When Mr. Tristan Barton becomes the tenant of the Manor House, Beatrice's hopes seem to have found their object. But when Ariana falls gravely ill, secrets come to light, motives are revealed, and the pretenses that are easy to keep up in the darkness begin to crumble. Hearts are bared, truths uncovered, and when all is said and done, a country house courtship like no other has occurred!
As always, Linore Burkard delivers “spirited romance for the Jane Austen soul.”
And now, my review:
This kind of novel, with this level of commitment to Regency, stylistically speaking, takes some getting used to, especially for a writer/reader in 2010.
Head hopping and two speakers per paragraph in “real time,” are two elements which threw me initially as I was reading. That, and the language. (BTW, you’ll find a short glossary at the back of the book. FYI.)

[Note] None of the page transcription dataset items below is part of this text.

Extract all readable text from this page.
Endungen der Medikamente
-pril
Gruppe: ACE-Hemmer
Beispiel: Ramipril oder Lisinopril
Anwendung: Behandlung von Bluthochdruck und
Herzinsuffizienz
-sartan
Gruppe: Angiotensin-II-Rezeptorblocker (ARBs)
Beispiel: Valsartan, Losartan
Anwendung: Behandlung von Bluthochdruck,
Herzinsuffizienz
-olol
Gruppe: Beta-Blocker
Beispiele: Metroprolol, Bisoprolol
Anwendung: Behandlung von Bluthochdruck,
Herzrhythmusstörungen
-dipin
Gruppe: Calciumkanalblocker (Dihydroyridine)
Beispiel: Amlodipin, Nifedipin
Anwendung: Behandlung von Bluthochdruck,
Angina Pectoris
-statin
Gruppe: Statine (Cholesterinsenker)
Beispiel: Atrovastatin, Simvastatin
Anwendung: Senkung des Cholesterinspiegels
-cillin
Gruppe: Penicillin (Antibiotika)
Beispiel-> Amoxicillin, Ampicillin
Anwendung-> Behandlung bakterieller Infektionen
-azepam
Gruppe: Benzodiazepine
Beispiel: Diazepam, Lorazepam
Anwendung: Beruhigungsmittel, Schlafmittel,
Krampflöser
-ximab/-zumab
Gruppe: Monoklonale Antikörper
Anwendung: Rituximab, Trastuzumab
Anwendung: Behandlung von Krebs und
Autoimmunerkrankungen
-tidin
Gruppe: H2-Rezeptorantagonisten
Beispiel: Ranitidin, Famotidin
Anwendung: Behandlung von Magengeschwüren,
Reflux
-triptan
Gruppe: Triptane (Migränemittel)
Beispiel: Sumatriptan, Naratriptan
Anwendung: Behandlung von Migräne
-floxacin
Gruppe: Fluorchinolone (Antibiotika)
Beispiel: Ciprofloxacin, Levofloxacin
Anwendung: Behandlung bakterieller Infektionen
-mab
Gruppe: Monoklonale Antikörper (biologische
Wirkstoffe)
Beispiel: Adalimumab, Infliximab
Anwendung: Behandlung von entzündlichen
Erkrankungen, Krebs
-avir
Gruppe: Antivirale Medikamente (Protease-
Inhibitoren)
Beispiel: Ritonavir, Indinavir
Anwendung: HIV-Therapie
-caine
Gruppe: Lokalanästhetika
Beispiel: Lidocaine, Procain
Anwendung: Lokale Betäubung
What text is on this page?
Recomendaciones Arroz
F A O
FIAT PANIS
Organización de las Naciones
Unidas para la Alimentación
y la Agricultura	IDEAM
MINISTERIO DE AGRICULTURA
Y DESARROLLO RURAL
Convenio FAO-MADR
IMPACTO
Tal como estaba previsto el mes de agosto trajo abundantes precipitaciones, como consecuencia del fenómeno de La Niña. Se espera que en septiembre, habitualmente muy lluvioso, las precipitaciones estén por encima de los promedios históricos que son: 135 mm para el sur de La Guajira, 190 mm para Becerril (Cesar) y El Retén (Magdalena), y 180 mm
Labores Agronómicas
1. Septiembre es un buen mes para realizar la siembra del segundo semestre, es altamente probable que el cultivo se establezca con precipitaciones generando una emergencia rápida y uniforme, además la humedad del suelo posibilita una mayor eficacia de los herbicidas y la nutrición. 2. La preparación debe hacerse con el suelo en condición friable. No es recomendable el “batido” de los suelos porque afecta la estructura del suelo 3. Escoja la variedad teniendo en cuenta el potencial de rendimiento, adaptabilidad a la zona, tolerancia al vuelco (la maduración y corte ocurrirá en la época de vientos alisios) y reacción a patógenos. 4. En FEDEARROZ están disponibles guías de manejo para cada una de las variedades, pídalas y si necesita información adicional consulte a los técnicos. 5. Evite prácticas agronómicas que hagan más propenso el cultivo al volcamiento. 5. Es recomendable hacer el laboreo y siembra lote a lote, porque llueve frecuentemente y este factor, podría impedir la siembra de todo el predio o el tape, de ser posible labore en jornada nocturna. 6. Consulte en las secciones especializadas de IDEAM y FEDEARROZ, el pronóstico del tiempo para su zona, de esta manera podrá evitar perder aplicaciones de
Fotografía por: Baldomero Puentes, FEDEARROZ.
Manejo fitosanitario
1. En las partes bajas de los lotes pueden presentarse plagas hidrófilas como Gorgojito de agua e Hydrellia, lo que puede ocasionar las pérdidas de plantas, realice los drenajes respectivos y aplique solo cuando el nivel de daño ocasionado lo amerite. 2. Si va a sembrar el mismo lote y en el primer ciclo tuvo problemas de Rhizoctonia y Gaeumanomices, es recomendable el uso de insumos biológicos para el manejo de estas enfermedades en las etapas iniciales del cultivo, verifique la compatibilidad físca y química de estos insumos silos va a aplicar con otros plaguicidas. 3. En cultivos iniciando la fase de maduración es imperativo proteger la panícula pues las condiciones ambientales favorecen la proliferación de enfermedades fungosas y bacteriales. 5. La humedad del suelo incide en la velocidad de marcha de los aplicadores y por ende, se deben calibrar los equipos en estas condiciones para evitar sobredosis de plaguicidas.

But, I enjoyed this book. The story, the characters. And though I haven’t read books one and two, I found I could follow this story just fine. This is a stand alone novel. But for readers of books one and two, I imagine you’ll have a deeper connection and experience reading this novel.
I felt Burkard especially captured the sometimes maddening immaturity of Beatrice, as well. And the two romances which developed? Delicious.
Burkard’s tagline seems very fitting: Inspiration Romance for the Jane Austen Soul. I very much enjoyed the exuberance this adherence to the Regency genre permitted the author. She successfully, masterfully, gives us Regency in all its flavors, oddities (to modern readers), romance, and liveliness.